Pestering

Pestering

My daughter recently completed Pokémon X (44 hours, all by herself – I’m very proud), and as she’s so into Pokémon at the moment, reading a pile of old magazines, watching the TV series on the 3DS Anime Channel, obviously she has taken an interest in the upcoming Pokémon Sun and Moon games. There was even a demo on the 3DS which she has sunk several hours into, and, as the title of this post suggests, she has been pestering me to get it when it comes out.

It reminds me of a time when I was 7 or 8, and I spent a number of weeks pestering my mum for a copy of a Spectrum game. A game I barely knew, and wanted based entirely on an old copy of Computer and Video Games that contained both an advert and a review.

Yie Ar Kung-Fu

Yie Ar KUNG-FU (I don’t know if the odd capitalisation is important or not) is a one-on-one fighting game not completely unlike Street Fighter. It wasn’t the sort of game I’d normally play, but I was obsessed with the vaguely similar Irem/Data East arcade game Kung Fu Master at the time, so maybe that was part of the reason why I wanted it.

“Mum, see, it’s only £7.95”

I’d say. £7.95 being about £22 in today’s money.
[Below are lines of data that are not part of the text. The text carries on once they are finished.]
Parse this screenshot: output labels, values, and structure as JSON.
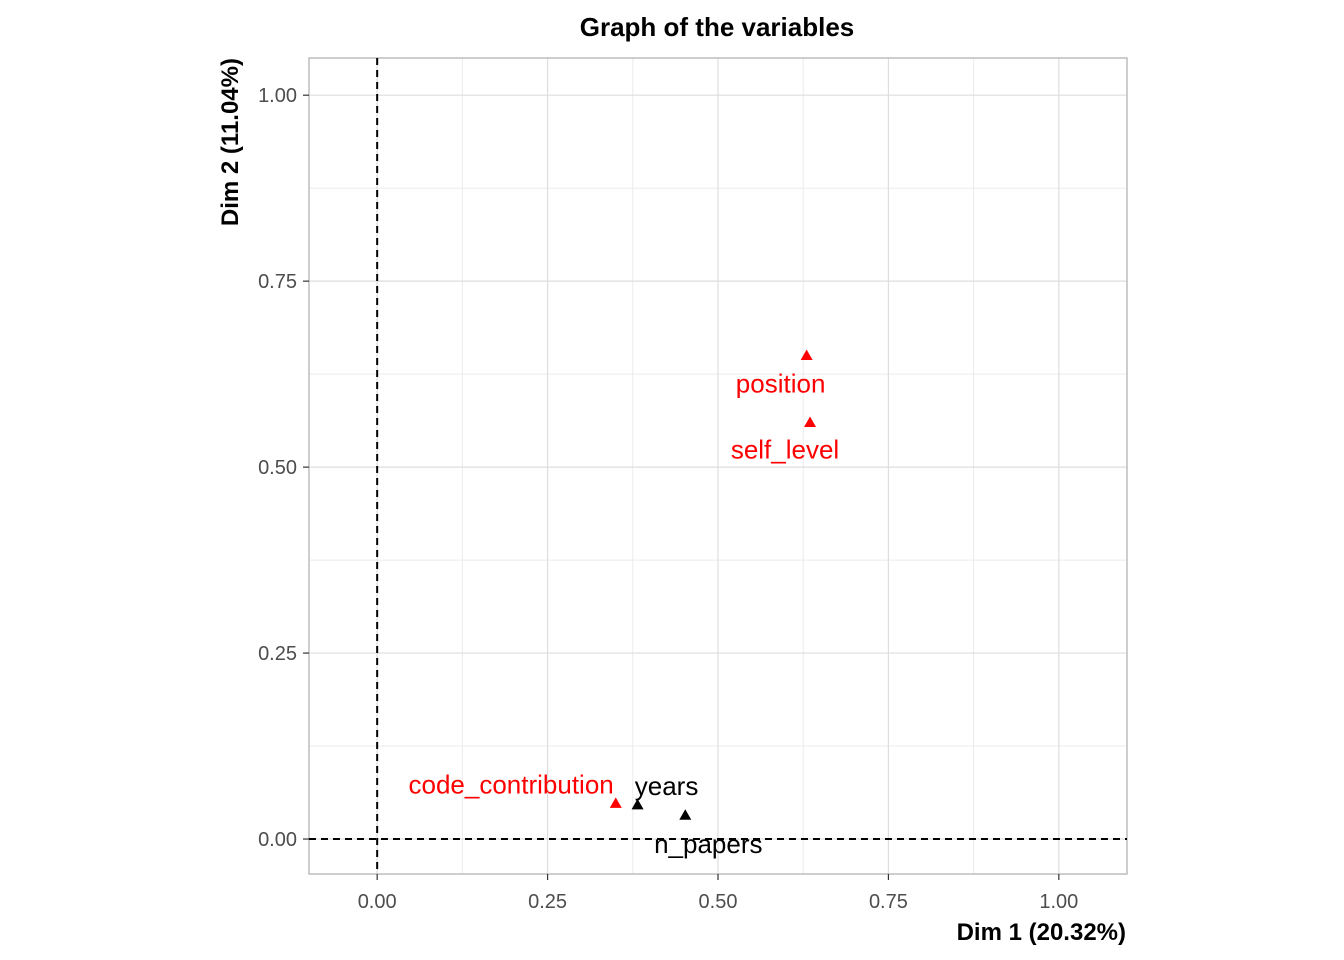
{
  "chart_data": {
    "type": "scatter",
    "title": "Graph of the variables",
    "xlabel": "Dim 1 (20.32%)",
    "ylabel": "Dim 2 (11.04%)",
    "xlim": [
      -0.1,
      1.1
    ],
    "ylim": [
      -0.047,
      1.05
    ],
    "xticks": [
      0.0,
      0.25,
      0.5,
      0.75,
      1.0
    ],
    "yticks": [
      0.0,
      0.25,
      0.5,
      0.75,
      1.0
    ],
    "xtick_labels": [
      "0.00",
      "0.25",
      "0.50",
      "0.75",
      "1.00"
    ],
    "ytick_labels": [
      "0.00",
      "0.25",
      "0.50",
      "0.75",
      "1.00"
    ],
    "grid": true,
    "reference_lines": {
      "x": 0,
      "y": 0,
      "style": "dashed"
    },
    "points": [
      {
        "label": "position",
        "x": 0.63,
        "y": 0.65,
        "color": "#ff0000"
      },
      {
        "label": "self_level",
        "x": 0.635,
        "y": 0.56,
        "color": "#ff0000"
      },
      {
        "label": "code_contribution",
        "x": 0.35,
        "y": 0.048,
        "color": "#ff0000"
      },
      {
        "label": "years",
        "x": 0.382,
        "y": 0.046,
        "color": "#000000"
      },
      {
        "label": "n_papers",
        "x": 0.452,
        "y": 0.032,
        "color": "#000000"
      }
    ]
  }
}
“And it has all these people to fight”

I don’t really think she understood how important it was that you could fight several different characters. “Yes, that’s good”, she’d say.

“And this one has a stick”

As if that was going to convince her. Every conversation mentioned some facet of Yie Ar Kung-Fu I’d gleaned from the advert and this, very short, review:

yiear-cvg

“£7.95 is good because the magazine said it is good value. And the Spectrum version is cheaper than the other versions.”
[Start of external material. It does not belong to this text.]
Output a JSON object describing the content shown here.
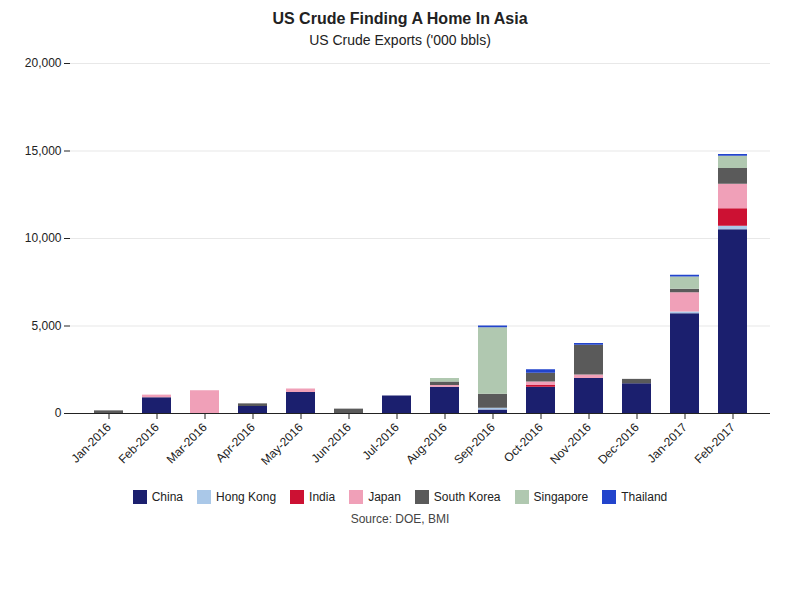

Not that the screenshot is from the Spectrum version. That didn’t matter. “Yes, it’s still a lot of money though.”

“I wonder what I’m getting for Christmas?”

You may notice that my method of asking for the game doesn’t actually involve the important act of actually asking for the game. Funnily enough, my daughter has used the exact same tactic, although she later stepped it up a notch to “when we get it”, leapfrogging the question entirely.

“You can do a jumping punch, like this!”

I demonstrated, by jumping and punching, in case what a jumping punch was wasn’t clear to my mother. She was unimpressed.

Of course, I never did get bought a copy of Yie Ar Kung-Fu, and it’s probably just as well. When I bought it for myself some years later, I’d imagine for 50p second hand, I was disappointed with it. Slow, difficult and fiddly to control, I’m glad I never had it as what would have been a wasted Christmas present.[ref]Incidentally, the review directly next to this game, on the same page, is for Saboteur, which completely passed me by at the time but turned out to be absolutely fantastic.[/ref]

Pokémon Moon, however, will be excellent and as a parent who understands these things (my mum either didn’t, or understood far more than I gave her credit for – hence why I didn’t get it) I’ve taken note.